Summary Statistics include averages, measurements of the spread of data values, and the divergence of the data values from normal distribution patterns.
Mean, Mode, and Median
The Central Tendency of a distribution is an estimate of the “center” of a distribution of values. All three types, Mean, Mode, and Median are estimates of central tendency. I explain each type using the example below:
Example: 10 groups of guests visiting a new theme park were interviewed and asked the question, “How many people are in your group today?” The following 10 answers were given:
1, 2, 3, 4, 3, 4, 5, 4, 6, 2
The Mean (or average) is the most commonly used method of describing central tendency. The Mean is calculated from the sum of all the values divided by the total number of values.
Mean = 3.4 (the sum of the answers, which is 34 divided by 10)
The Mode is the most frequently occurring value in the data set.
Mode = 4 (since 4 is the most frequently occurring answer, occurring 3 out of the 10 responses)
The Median is the value found in the exact middle of the set of values when the values are put in order from least to greatest, or in numeric order. If there is an even number of values (and hence two ‘middle’ values) then the Median is calculated as the Mean of the two middle values.
Median = 3.5 (when arranged in order (1, 2, 2, 3, 3, 3, 4, 4, 5, 6), the middle values are 3 and 4. Since there are two middle values, the Median is calculated as the Mean of the two middle values, in this case the sum of the two values 3 & 4 divided by the total number of values, which is 2. (3 + 4) / 2 = 3.5.

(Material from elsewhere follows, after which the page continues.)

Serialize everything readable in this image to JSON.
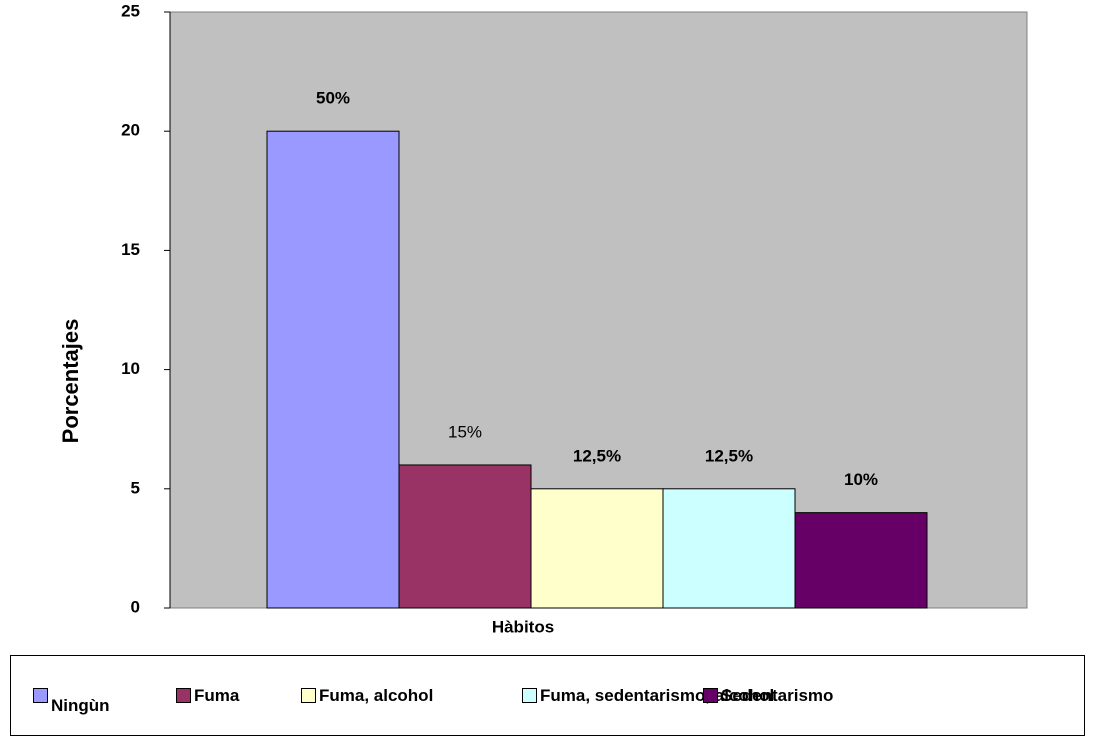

Minimum, Maximum, Range, and Quartiles
The Minimum, Maximum, Range, and Quartiles are used to determine the spread of the data values. Range shows the spread of the distribution and is calculated by subtracting the smallest value (minimum) from the largest value (maximum).The Quartiles are one-quarter (1st Quartile – 25% ) and three-quarters (3rd Quartile – 75%) of the way through a range of values. Range and Inter-quartile range (the difference between the upper- and lower-quartiles) are basic measures of the spread of the survey data.
Variance, Standard Deviation, and Standard Error
The Variance, Standard Deviation, and Standard Error of the Mean measure the entire spread of data in a more advanced way. All methods are used in Significance Testing and are calculated by taking every data value into account. Variance and Standard Deviation measure how much each individual response differs from the Mean of all responses. If the distribution of data from the survey is closely grouped, the difference will be relatively small. If the distribution of data is widely spread, the difference will be bigger. Standard Deviation is a measure of the spread of values in a distribution and is calculated by taking the square route of Variance. It gives an indication of how much the values deviate from the Mean. Standard Error of the Mean is the Standard Deviation divided by the square root of the survey sample size.
Normal Distribution is also referred to as the bell-shaped curve. The bell-shape of the Normal Distribution makes it a convenient choice for representing a large variety of random variables. Normal Distribution is a pattern of data that fits many naturally occurring scenarios, e.g. height and weight of adult humans. Many statistical tests assume the data are distributed normally. Statistical tests exist to examine whether or not data are normally distributed.
Graphical representation of Normal Distribution
Kurtosis and Skewness
Kurtosis and Skewness measure the degree to which a set of data values differs from the Normal Distribution. There are several ways of calculating Kurtosis and Skewness for a distribution of data and compatible ways of estimating them from a sample of a population. It is, however, very rare that either Kurtosis or Skewness are used or referenced.
Kurtosis measures the whole extent of the distribution curve – a positive value or high Kurtosis distribution is evident in a sharp peak and longer, flatter tails (that is, the data is clustered around the central mean). A negative value or low Kurtosis distribution has a more rounded peak and a shorter, thinner tail, which indicates that the distribution is flatter and more spread out than normal.
Skewness measures the extent to which the tails of the data may be more drawn out on one side than the other. The Skewness value can be positive or negative, or even undefined. A value of zero or a value close to zero indicates that the left- and right-hand sides of the distribution are balanced. If the Skewness is positive, then the peak of the graph (the Mode) is closer to the left-hand side. If this occurs, the Mean value is greater than the Median. If Skewness is negative, then the opposite is true – the Mean is less than the Median, and the peak of the graph shifts to the right-hand side.